[c-nsp] Mass-renaming interfaces

Eugene Grosbein eugen at grosbein.net
Mon Sep 28 08:46:27 EDT 2020


28.09.2020 17:12, James Bensley wrote:

> On Mon, 28 Sep 2020 at 07:35, Eugene Grosbein <eugen at grosbein.net> wrote:
>> One of my 7201 routers has four GigabitEthernet interfaces but uses only two,
>> one for IP uplink and another as client-sided downlink with multiple
>> sub-interfaces named like GigabitEthernet0/1.10 (encapsulation dot1Q).
>>
>> It need reconfiguration to use 2x1G port-channles. I already did such reconfiguration
>> for same 7201 router with small number of sub-interfaces and know this is doable
>> changing sub-interfaces from GigabitEthernet0/1.N to Port-channel1.N
>>
>> This time the router has about 800 sub-interfaces.
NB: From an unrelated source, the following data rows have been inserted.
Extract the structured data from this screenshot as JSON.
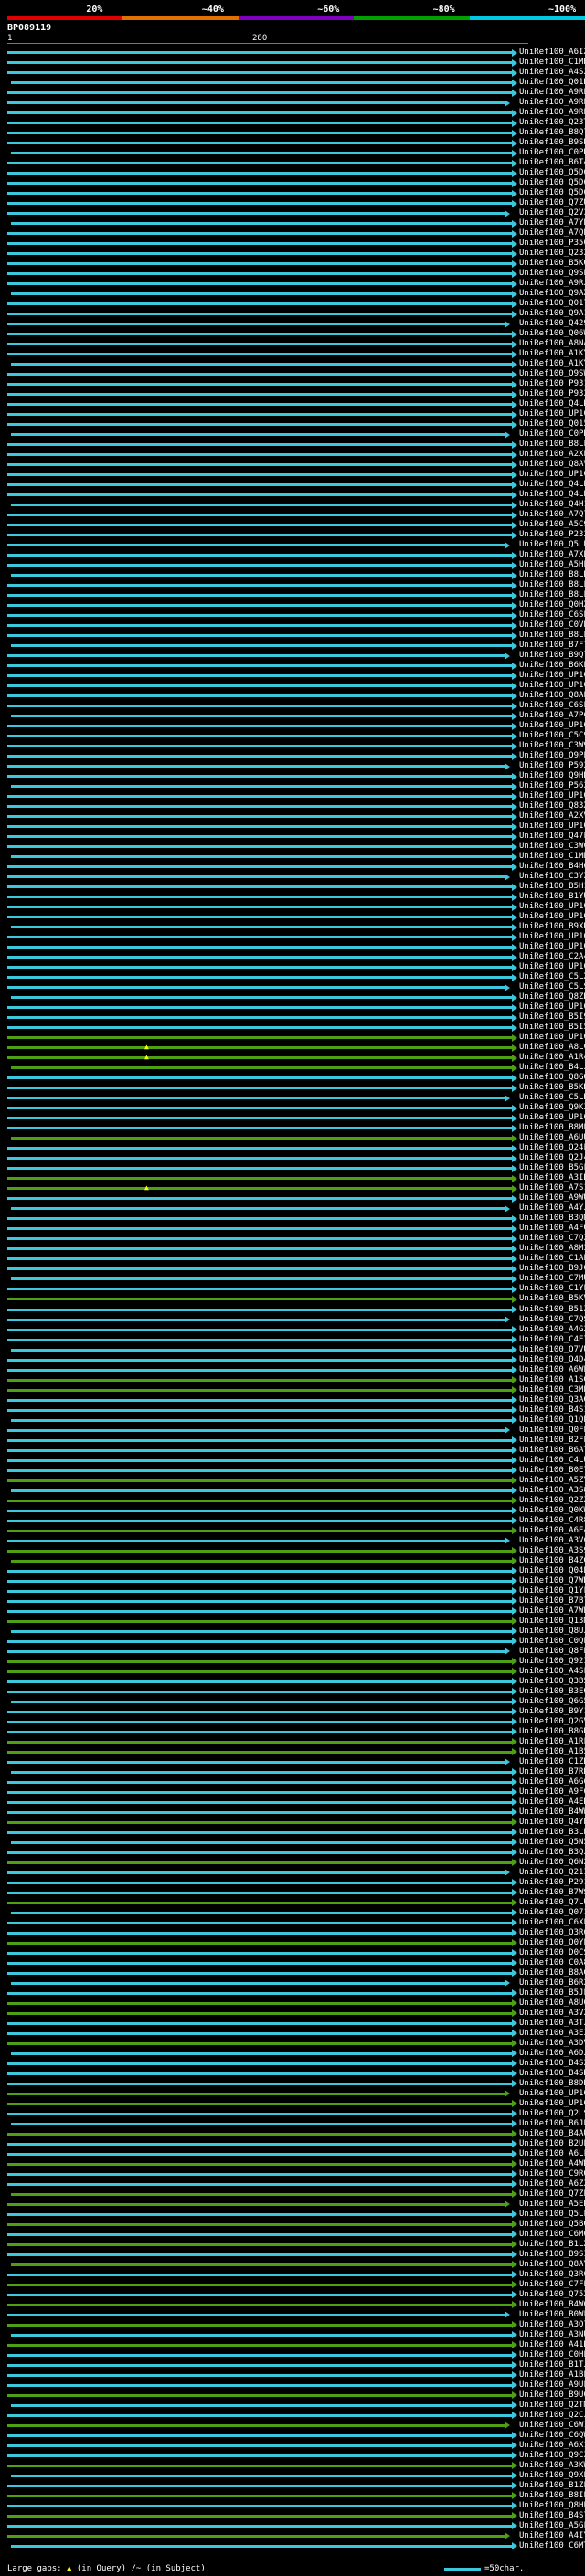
{
  "scale": {
    "labels": [
      "20%",
      "~40%",
      "~60%",
      "~80%",
      "~100%"
    ],
    "colors": [
      "#e00000",
      "#e07000",
      "#8000c0",
      "#00a000",
      "#00c8e0"
    ]
  },
  "query_id": "BP089119",
  "ruler": {
    "start": "1",
    "end": "280"
  },
  "colors": {
    "high": "#3cc8dc",
    "mid": "#4da014",
    "gap_marker": "#ffff00"
  },
  "hits": [
    "UniRef100_A6IXE0",
    "UniRef100_C1MNU4",
    "UniRef100_A4S2R4",
    "UniRef100_Q01DX7",
    "UniRef100_A9RPK9",
    "UniRef100_A9RPH2",
    "UniRef100_A9RP25",
    "UniRef100_Q23TD0",
    "UniRef100_B8Q7B4",
    "UniRef100_B9SRY6",
    "UniRef100_C0PHR4",
    "UniRef100_B6T440",
    "UniRef100_Q5D6C5",
    "UniRef100_Q5D6C4",
    "UniRef100_Q5D6C3",
    "UniRef100_Q7ZUF3",
    "UniRef100_Q2V3J2",
    "UniRef100_A7YB47",
    "UniRef100_A7QB43",
    "UniRef100_P35007",
    "UniRef100_Q23255",
    "UniRef100_B5KQF3",
    "UniRef100_Q9SP37",
    "UniRef100_A9RJA2",
    "UniRef100_Q9AX80",
    "UniRef100_Q01781",
    "UniRef100_Q9A1I5",
    "UniRef100_Q42939",
    "UniRef100_Q06WK5",
    "UniRef100_A8NAW8",
    "UniRef100_A1KYB1",
    "UniRef100_A1KYX0",
    "UniRef100_Q9SWP5",
    "UniRef100_P93172",
    "UniRef100_P93253",
    "UniRef100_Q4LK36",
    "UniRef100_UP1000...",
    "UniRef100_Q015V7",
    "UniRef100_C0PR38",
    "UniRef100_B8LLL7",
    "UniRef100_A2XEU8",
    "UniRef100_Q8AVE1",
    "UniRef100_UP1000...",
    "UniRef100_Q4LB20",
    "UniRef100_Q4LB19",
    "UniRef100_Q4H1Q1",
    "UniRef100_A7Q729",
    "UniRef100_A5C9C1",
    "UniRef100_P23212",
    "UniRef100_Q5LB73",
    "UniRef100_A7XB36",
    "UniRef100_A5HPL4",
    "UniRef100_B8LNU2",
    "UniRef100_B8LLT6",
    "UniRef100_B8LLP3",
    "UniRef100_Q0HXE2",
    "UniRef100_C6SEF4",
    "UniRef100_C0VB22",
    "UniRef100_B8LL02",
    "UniRef100_B7FT14",
    "UniRef100_B9Q7N9",
    "UniRef100_B6KEW5",
    "UniRef100_UP1000...",
    "UniRef100_UP1000...",
    "UniRef100_Q8AE09",
    "UniRef100_C6SLE9",
    "UniRef100_A7PCL5",
    "UniRef100_UP1000...",
    "UniRef100_C5C9B9",
    "UniRef100_C3W905",
    "UniRef100_Q9PEU5",
    "UniRef100_P59240",
    "UniRef100_Q9HRB8",
    "UniRef100_P56246",
    "UniRef100_UP1000...",
    "UniRef100_Q83X57",
    "UniRef100_A2XVP5",
    "UniRef100_UP1000...",
    "UniRef100_Q47L74",
    "UniRef100_C3WCC5",
    "UniRef100_C1MMZ5",
    "UniRef100_B4H6Z9",
    "UniRef100_C3YZJ1",
    "UniRef100_B5H1Q1",
    "UniRef100_B1YUW6",
    "UniRef100_UP1000...",
    "UniRef100_UP1000...",
    "UniRef100_B9XN34",
    "UniRef100_UP1000...",
    "UniRef100_UP1000...",
    "UniRef100_C2A4Y4",
    "UniRef100_UP1000...",
    "UniRef100_C5LXH1",
    "UniRef100_C5LS97",
    "UniRef100_Q8ZDC9",
    "UniRef100_UP1000...",
    "UniRef100_B5I9B5",
    "UniRef100_B5I5S3",
    "UniRef100_UP1000...",
    "UniRef100_A8LCE0",
    "UniRef100_A1R4D6",
    "UniRef100_B4LJ03",
    "UniRef100_Q8GQL7",
    "UniRef100_B5KDE7",
    "UniRef100_C5LRW1",
    "UniRef100_Q9KZM1",
    "UniRef100_UP1000...",
    "UniRef100_B8MEZ4",
    "UniRef100_A6UU72",
    "UniRef100_Q24LN1",
    "UniRef100_Q2J4J2",
    "UniRef100_B5GFX3",
    "UniRef100_A3IDV3",
    "UniRef100_A7S1M6",
    "UniRef100_A9WU61",
    "UniRef100_A4YJU2",
    "UniRef100_B3QMF5",
    "UniRef100_A4FGJ3",
    "UniRef100_C7QZ12",
    "UniRef100_A8M3F7",
    "UniRef100_C1AEU7",
    "UniRef100_B9J0Y0",
    "UniRef100_C7MUK9",
    "UniRef100_C1YL96",
    "UniRef100_B5KVY3",
    "UniRef100_B51ZT7",
    "UniRef100_C7QS33",
    "UniRef100_A4G2J9",
    "UniRef100_C4E768",
    "UniRef100_Q7VUF0",
    "UniRef100_Q4D455",
    "UniRef100_A6WE92",
    "UniRef100_A1SGL1",
    "UniRef100_C3MB49",
    "UniRef100_Q3AGC2",
    "UniRef100_B4S1Z9",
    "UniRef100_Q1QBN4",
    "UniRef100_Q0FE41",
    "UniRef100_B2FPC1",
    "UniRef100_B6ATE2",
    "UniRef100_C4LU18",
    "UniRef100_B0E750",
    "UniRef100_A5ZY00",
    "UniRef100_A3S8B4",
    "UniRef100_Q2ZZ25",
    "UniRef100_Q0KW76",
    "UniRef100_C4R8A0",
    "UniRef100_A6E4P9",
    "UniRef100_A3VCW9",
    "UniRef100_A3S9K4",
    "UniRef100_B4ZG42",
    "UniRef100_Q04BF7",
    "UniRef100_Q7WKN8",
    "UniRef100_Q1YFB2",
    "UniRef100_B7B766",
    "UniRef100_A7WB33",
    "UniRef100_Q13M35",
    "UniRef100_Q8UJ99",
    "UniRef100_C0QE57",
    "UniRef100_Q8FE61",
    "UniRef100_Q92IE1",
    "UniRef100_A4SF77",
    "UniRef100_Q3B532",
    "UniRef100_B3EOY3",
    "UniRef100_Q6G504",
    "UniRef100_B9Y1Y2",
    "UniRef100_Q2GVV8",
    "UniRef100_B8GRF4",
    "UniRef100_A1RFP8",
    "UniRef100_A1B5H5",
    "UniRef100_C1ZHH0",
    "UniRef100_B7RK76",
    "UniRef100_A6G626",
    "UniRef100_A9F015",
    "UniRef100_A4EH43",
    "UniRef100_B4WW54",
    "UniRef100_Q4YBY3",
    "UniRef100_B3LBS4",
    "UniRef100_Q5N562",
    "UniRef100_B3QJT3",
    "UniRef100_Q6N2W5",
    "UniRef100_Q21IR1",
    "UniRef100_P29103",
    "UniRef100_B7WS14",
    "UniRef100_Q7LUX0",
    "UniRef100_Q071V6",
    "UniRef100_C6XL65",
    "UniRef100_Q3R6C1",
    "UniRef100_Q0YP32",
    "UniRef100_D0CS14",
    "UniRef100_C0A877",
    "UniRef100_B8AG62",
    "UniRef100_B6R273",
    "UniRef100_B5JLK7",
    "UniRef100_A8U0F7",
    "UniRef100_A3V279",
    "UniRef100_A3TJW8",
    "UniRef100_A3E342",
    "UniRef100_A3DV79",
    "UniRef100_A6DJJ9",
    "UniRef100_B4S232",
    "UniRef100_B4SD43",
    "UniRef100_B8DR41",
    "UniRef100_UP1000...",
    "UniRef100_UP1000...",
    "UniRef100_Q2LSQ9",
    "UniRef100_B6JE75",
    "UniRef100_B4AU77",
    "UniRef100_B2UP10",
    "UniRef100_A6LFN4",
    "UniRef100_A4WNT6",
    "UniRef100_C9RQQ0",
    "UniRef100_A6ZZ30",
    "UniRef100_Q7ZEH1",
    "UniRef100_A5EN47",
    "UniRef100_Q5LL50",
    "UniRef100_Q5BQ20",
    "UniRef100_C6M655",
    "UniRef100_B1LX16",
    "UniRef100_B9SI06",
    "UniRef100_Q8AYY9",
    "UniRef100_Q3R6Q1",
    "UniRef100_C7FP36",
    "UniRef100_Q75X52",
    "UniRef100_B4W687",
    "UniRef100_B0WF14",
    "UniRef100_A3Q752",
    "UniRef100_A3NUH0",
    "UniRef100_A41D05",
    "UniRef100_C0HEJ1",
    "UniRef100_B1TJW4",
    "UniRef100_A1BE22",
    "UniRef100_A9UL03",
    "UniRef100_B9U053",
    "UniRef100_Q2TMH1",
    "UniRef100_Q2CJM8",
    "UniRef100_C6W147",
    "UniRef100_C6QWP9",
    "UniRef100_A6X1W7",
    "UniRef100_Q9CZ77",
    "UniRef100_A3KWZ0",
    "UniRef100_Q9XE10",
    "UniRef100_B1ZLX0",
    "UniRef100_B8IPU4",
    "UniRef100_Q8HPW6",
    "UniRef100_B4S716",
    "UniRef100_A5GFB8",
    "UniRef100_A4IYF6",
    "UniRef100_C6MTF0"
  ],
  "footer": {
    "large_gaps": "Large gaps:",
    "in_query": "(in Query)",
    "in_subject": "(in Subject)",
    "scale_note": "=50char."
  }
}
I can do some scripting
>> to prepare incremental configuration removing/re-creating sub-interfaces,
>> but I presume high CPU load for router while reconfiguring, long procedure time
>> and notable service degradation or even interruption.
>>
>> Is there same another, more lightweight way to mass-rename sub-interfaces
>> while switching from single parent interface to Port-channel?
> 
> Hi Eugene,
> 
> If you don't want to do this over a series of incremental changes then
> you can make one "big bang" change by taking a copy of the running
> configuration, making all the changes to that, and uploading it to the
> router as a replacement start-up config file, then just reboot the
> router to apply the config in one action. However, this approach is
> risky, you need to test that new full configuration file (confirm that
> the change only relate to the interface renaming, and that there are
> no mistakes, typos, wrong VLAN numbers etc.), which is quite tricky.
> 
> If you've ever wanted a pet project to get you into some network
> automation and programming stuff this sounds like an ideal project to
> me. You can definitely do this with Python tools like NAPALM and
> Nornir. Then you can automate the changes and automate the testing of
> the changes, and the rollback if required, in either multiple stages
> or as one giant change; whatever suits your circumstances best.

I've already wrote my script using AWK, it took moderate amount of time
to write and debug; it resulted in less than 50 lines. For each sub-interface
it removes all "ip route" commands referring to it (if any) then removes the interface,
then adds it back with new name, then re-adds removed routes changing interface name.

It's quick-n-dirty but works and is fine for one-time job.

My question was if IOS has some better way to rename sub-interfaces I could be unaware of.